Tubular carcinoma is a rare subtype of IDC- invasive ductal carcinoma. In it cancer cells look like and are made up of small tubes of about 1cm or less, giving this cancer its name of tubular carcinoma. It is quite rare as in it only makes 2% of all breast cancer detections and the incidence is higher in women aged more than 50years. Also it is quite rare in men. These tumors are slow growth tumors; yes it is invasive in nature but not very aggressive and can easily be treated. There are times when there is a mixed tumor diagnosis when tubular cancerous cells are present with ductal cancer cells. It is called TLC – tubulolobular cancer when combined with lobular cancer. You should not mix it with tubular breasts which is a congenital condition which gives the breast drooping shape, large areola section and narrow at the chest wall. These are two separate conditions. Tubular carcinomas are usually not found in isolation but cancers like DCIS or LCIS(lobular carcinoma in situ) are also present. Once a patient has been detected with tubular carcinoma, there are chances that within the same breast or even in the second breast there are more cancerous cells.
A good percentage of women have been historically seen to have cancer in the other breast if they have tubular cancer in one of the breasts. This other cancer in the second breast most commonly is IDC.
Tubular carcinoma does usually manifest itself with obvious signs and symptoms of the heart. Initially like there may be no symptoms similar to other cancers and there may be no lump. This though may be exhibited in mammogram imaging. In time with growth, the lump may be felt in physical examination. Also if it is mixed with IDC or a tubulobular cancer then it may form a lump or a firm thickening in the breast.
Tubular carcinomas are usually very small in size – 1 to 2cm in diameter and are seen first in mammograms but they can appear quite similar to IDC in mammogram with same projecting margins. So further screening is required to distinguish between the two cancers and diagnose actual tubular tumor cells. This cancer can but it does not usually spread to lymph nodes, thus has a good prognosis with reduced likeliness of metastasis.
The usual routine of physical examination is followed by a mammogram for irregular outline mass, followed by MRI or breast ultrasound for calcifications detection of dead cancer cells.

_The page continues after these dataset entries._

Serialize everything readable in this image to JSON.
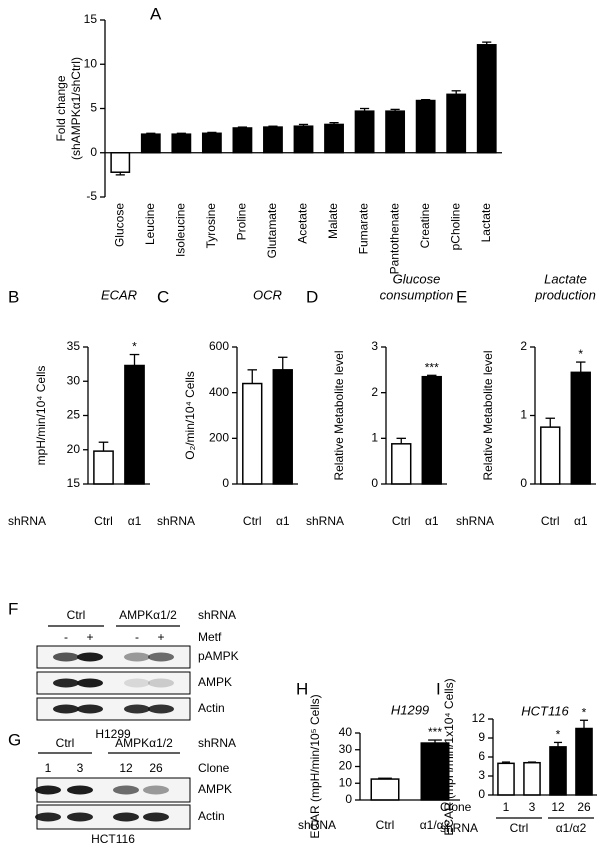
{
  "chart_data": [
    {
      "type": "bar",
      "panel": "A",
      "ylabel": [
        "Fold change",
        "(shAMPKα1/shCtrl)"
      ],
      "categories": [
        "Glucose",
        "Leucine",
        "Isoleucine",
        "Tyrosine",
        "Proline",
        "Glutamate",
        "Acetate",
        "Malate",
        "Fumarate",
        "Pantothenate",
        "Creatine",
        "pCholine",
        "Lactate"
      ],
      "values": [
        -2.2,
        2.1,
        2.1,
        2.2,
        2.8,
        2.9,
        3.0,
        3.2,
        4.7,
        4.7,
        5.9,
        6.6,
        12.2
      ],
      "errors": [
        0.3,
        0.1,
        0.1,
        0.1,
        0.1,
        0.1,
        0.2,
        0.2,
        0.3,
        0.2,
        0.1,
        0.4,
        0.3
      ],
      "colors": [
        "#ffffff",
        "#000000",
        "#000000",
        "#000000",
        "#000000",
        "#000000",
        "#000000",
        "#000000",
        "#000000",
        "#000000",
        "#000000",
        "#000000",
        "#000000"
      ],
      "ylim": [
        -5,
        15
      ],
      "yticks": [
        -5,
        0,
        5,
        10,
        15
      ]
    },
    {
      "type": "bar",
      "panel": "B",
      "title": "ECAR",
      "ylabel": "mpH/min/10⁴ Cells",
      "group_label": "shRNA",
      "categories": [
        "Ctrl",
        "α1"
      ],
      "values": [
        19.8,
        32.3
      ],
      "errors": [
        1.3,
        1.6
      ],
      "significance": [
        null,
        "*"
      ],
      "colors": [
        "#ffffff",
        "#000000"
      ],
      "ylim": [
        15,
        35
      ],
      "yticks": [
        15,
        20,
        25,
        30,
        35
      ]
    },
    {
      "type": "bar",
      "panel": "C",
      "title": "OCR",
      "ylabel": "O₂/min/10⁴ Cells",
      "group_label": "shRNA",
      "categories": [
        "Ctrl",
        "α1"
      ],
      "values": [
        440,
        500
      ],
      "errors": [
        60,
        55
      ],
      "colors": [
        "#ffffff",
        "#000000"
      ],
      "ylim": [
        0,
        600
      ],
      "yticks": [
        0,
        200,
        400,
        600
      ]
    },
    {
      "type": "bar",
      "panel": "D",
      "title": [
        "Glucose",
        "consumption"
      ],
      "ylabel": "Relative Metabolite level",
      "group_label": "shRNA",
      "categories": [
        "Ctrl",
        "α1"
      ],
      "values": [
        0.88,
        2.35
      ],
      "errors": [
        0.12,
        0.03
      ],
      "significance": [
        null,
        "***"
      ],
      "colors": [
        "#ffffff",
        "#000000"
      ],
      "ylim": [
        0,
        3
      ],
      "yticks": [
        0,
        1,
        2,
        3
      ]
    },
    {
      "type": "bar",
      "panel": "E",
      "title": [
        "Lactate",
        "production"
      ],
      "ylabel": "Relative Metabolite level",
      "group_label": "shRNA",
      "categories": [
        "Ctrl",
        "α1"
      ],
      "values": [
        0.83,
        1.63
      ],
      "errors": [
        0.13,
        0.15
      ],
      "significance": [
        null,
        "*"
      ],
      "colors": [
        "#ffffff",
        "#000000"
      ],
      "ylim": [
        0,
        2
      ],
      "yticks": [
        0,
        1,
        2
      ]
    },
    {
      "type": "bar",
      "panel": "H",
      "title": "H1299",
      "ylabel": "ECAR (mpH/min/10⁵ Cells)",
      "group_label": "shRNA",
      "categories": [
        "Ctrl",
        "α1/α2"
      ],
      "values": [
        12.5,
        34
      ],
      "errors": [
        0.5,
        1.8
      ],
      "significance": [
        null,
        "***"
      ],
      "colors": [
        "#ffffff",
        "#000000"
      ],
      "ylim": [
        0,
        40
      ],
      "yticks": [
        0,
        10,
        20,
        30,
        40
      ]
    },
    {
      "type": "bar",
      "panel": "I",
      "title": "HCT116",
      "ylabel": "ECAR (mpH/min/1x10⁴ Cells)",
      "x_label": "Clone",
      "group_label": "shRNA",
      "groups": [
        "Ctrl",
        "α1/α2"
      ],
      "categories": [
        "1",
        "3",
        "12",
        "26"
      ],
      "values": [
        5.0,
        5.1,
        7.6,
        10.5
      ],
      "errors": [
        0.2,
        0.1,
        0.7,
        1.3
      ],
      "significance": [
        null,
        null,
        "*",
        "*"
      ],
      "colors": [
        "#ffffff",
        "#ffffff",
        "#000000",
        "#000000"
      ],
      "ylim": [
        0,
        12
      ],
      "yticks": [
        0,
        3,
        6,
        9,
        12
      ]
    }
  ],
  "blots": [
    {
      "panel": "F",
      "groups": [
        "Ctrl",
        "AMPKα1/2"
      ],
      "group_label": "shRNA",
      "lanes": [
        "-",
        "+",
        "-",
        "+"
      ],
      "lane_label": "Metf",
      "rows": [
        "pAMPK",
        "AMPK",
        "Actin"
      ],
      "caption": "H1299"
    },
    {
      "panel": "G",
      "groups": [
        "Ctrl",
        "AMPKα1/2"
      ],
      "group_label": "shRNA",
      "lanes": [
        "1",
        "3",
        "12",
        "26"
      ],
      "lane_label": "Clone",
      "rows": [
        "AMPK",
        "Actin"
      ],
      "caption": "HCT116"
    }
  ]
}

The imaging would show a denser central area than the peripheral lump areas.
Biopsy is a tissue scanning test which involves removal of cancer tissue for analysis under a microscope. The tissue is withdrawn by making a small incision and inserting a needle. A pathologist if finds tubular shaped cancer cells, it is confirmed that that the diagnosis is tubular carcinoma. Mostly it is a mixed tubular carcinoma but if there are more than 905 of tubular cancerous cells present in the tissue then it is categorized as tubular carcinoma. Tubular carcinoma has better progonosis as compared to mixed carcinoma as it is more likely to be restricted to primary site of eruption.
There are two other features associated with a pure tubular carcinoma which are:
Hormone-receptor-positive (HR+) status and HER2-negative (HER2-) status. HR+ status is a positive affinity for estrogen hormone receptor (70 - 100%) and a positive affinity for hormone progesterone 60 – 80% times. As regards the second feature of HER2-, these imply the negative affinity of tubular cancers for the receptor for protein HER2-. The good thing about these two features of tubular carcinoma is that with these parameters the tubular carcinomas tend to remain small and stay restricted to the primary breast. These features attribute the growth to be less aggressive and confined.